Separate the variables:
[tex]y' = \dfrac{dy}{dx} = (y+1)(y-2) \implies \dfrac1{(y+1)(y-2)} \, dy = dx[/tex]
Separate the left side into partial fractions. We want coefficients a and b such that
[tex]\dfrac1{(y+1)(y-2)} = \dfrac a{y+1} + \dfrac b{y-2}[/tex]
[tex]\implies \dfrac1{(y+1)(y-2)} = \dfrac{a(y-2)+b(y+1)}{(y+1)(y-2)}[/tex]
[tex]\implies 1 = a(y-2)+b(y+1)[/tex]
[tex]\implies 1 = (a+b)y - 2a+b[/tex]
[tex]\implies \begin{cases}a+b=0\\-2a+b=1\end{cases} \implies a = -\dfrac13 \text{ and } b = \dfrac13[/tex]
So we have
[tex]\dfrac13 \left(\dfrac1{y-2} - \dfrac1{y+1}\right) \, dy = dx[/tex]

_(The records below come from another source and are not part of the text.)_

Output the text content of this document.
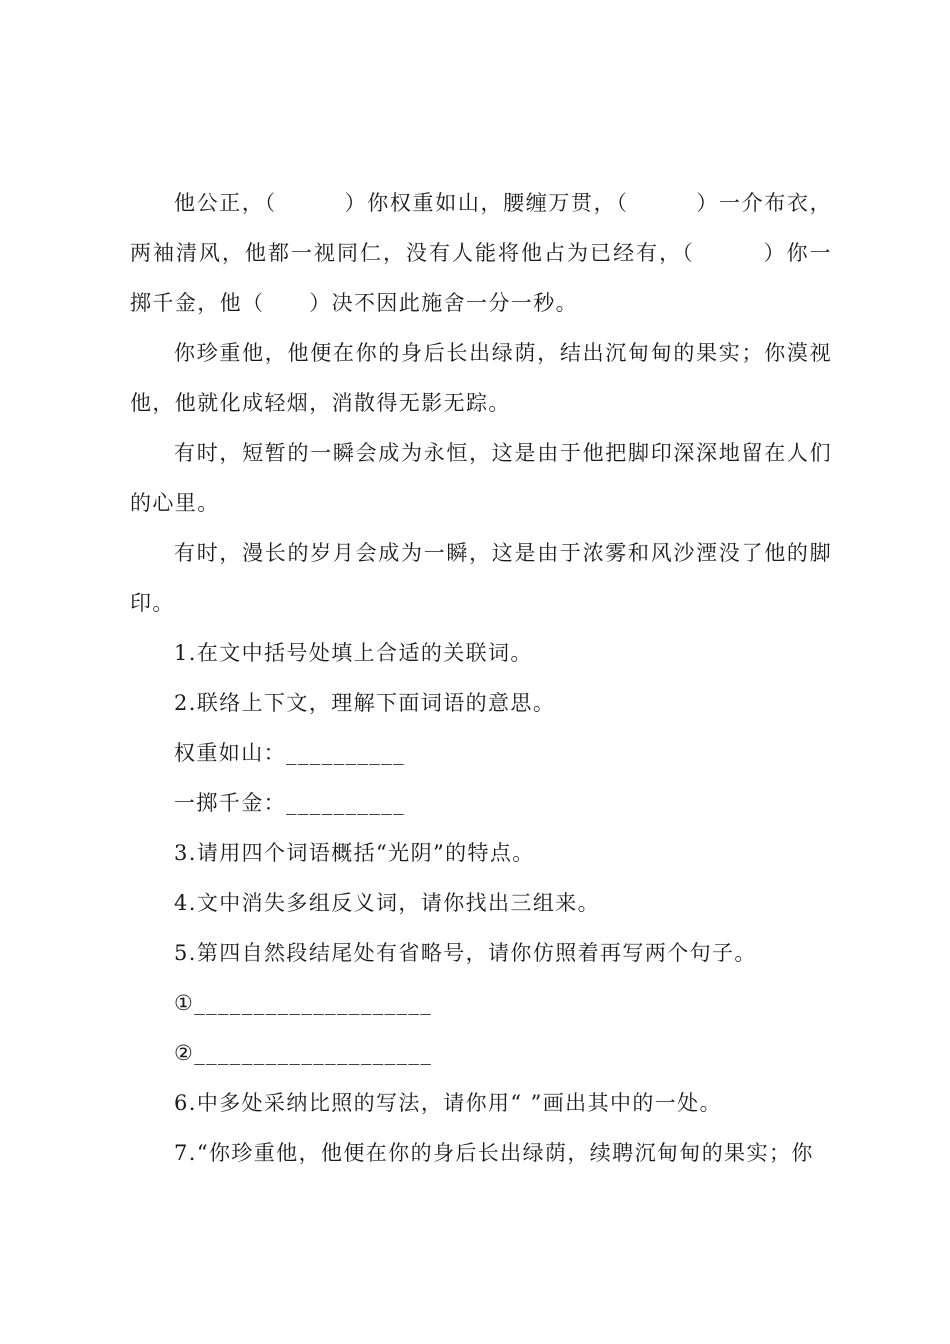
他公正，（　　　）你权重如山，腰缠万贯，（　　　）一介布衣，两袖清风，他都一视同仁，没有人能将他占为已经有，（　　　）你一掷千金，他（　　）决不因此施舍一分一秒。

你珍重他，他便在你的身后长出绿荫，结出沉甸甸的果实；你漠视他，他就化成轻烟，消散得无影无踪。

有时，短暂的一瞬会成为永恒，这是由于他把脚印深深地留在人们的心里。

有时，漫长的岁月会成为一瞬，这是由于浓雾和风沙湮没了他的脚印。

1.在文中括号处填上合适的关联词。

2.联络上下文，理解下面词语的意思。

权重如山：__________

一掷千金：__________

3.请用四个词语概括“光阴”的特点。

4.文中消失多组反义词，请你找出三组来。

5.第四自然段结尾处有省略号，请你仿照着再写两个句子。

①____________________

②____________________

6.中多处采纳比照的写法，请你用“ ”画出其中的一处。

7.“你珍重他，他便在你的身后长出绿荫，续聘沉甸甸的果实；你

Integrating both sides yields
[tex]\displaystyle \int \dfrac13 \left(\dfrac1{y-2} - \dfrac1{y+1}\right) \, dy = \int dx[/tex]
[tex]\dfrac13 \left(\ln|y-2| - \ln|y+1|\right) = x + C[/tex]
[tex]\dfrac13 \ln\left|\dfrac{y-2}{y+1}\right| = x + C[/tex]
[tex]\ln\left|\dfrac{y-2}{y+1}\right| = 3x + C[/tex]
[tex]\dfrac{y-2}{y+1} = e^{3x + C}[/tex]
[tex]\dfrac{y-2}{y+1} = Ce^{3x}[/tex]
With the initial condition y(0) = 1, we find
[tex]\dfrac{1-2}{1+1} = Ce^{0} \implies C = -\dfrac12[/tex]
so that the particular solution is
[tex]\boxed{\dfrac{y-2}{y+1} = -\dfrac12 e^{3x}}[/tex]
It's not too hard to solve explicitly for y; notice that
[tex]\dfrac{y-2}{y+1} = \dfrac{(y+1)-3}{y+1} = 1-\dfrac3{y+1}[/tex]
Then
[tex]1 - \dfrac3{y+1} = -\dfrac12 e^{3x}[/tex]
[tex]\dfrac3{y+1} = 1 + \dfrac12 e^{3x}[/tex]
[tex]\dfrac{y+1}3 = \dfrac1{1+\frac12 e^{3x}} = \dfrac2{2+e^{3x}}[/tex]
[tex]y+1 = \dfrac6{2+e^{3x}}[/tex]
[tex]y = \dfrac6{2+e^{3x}} - 1[/tex]
[tex]\boxed{y = \dfrac{4-e^{3x}}{2+e^{3x}}}[/tex]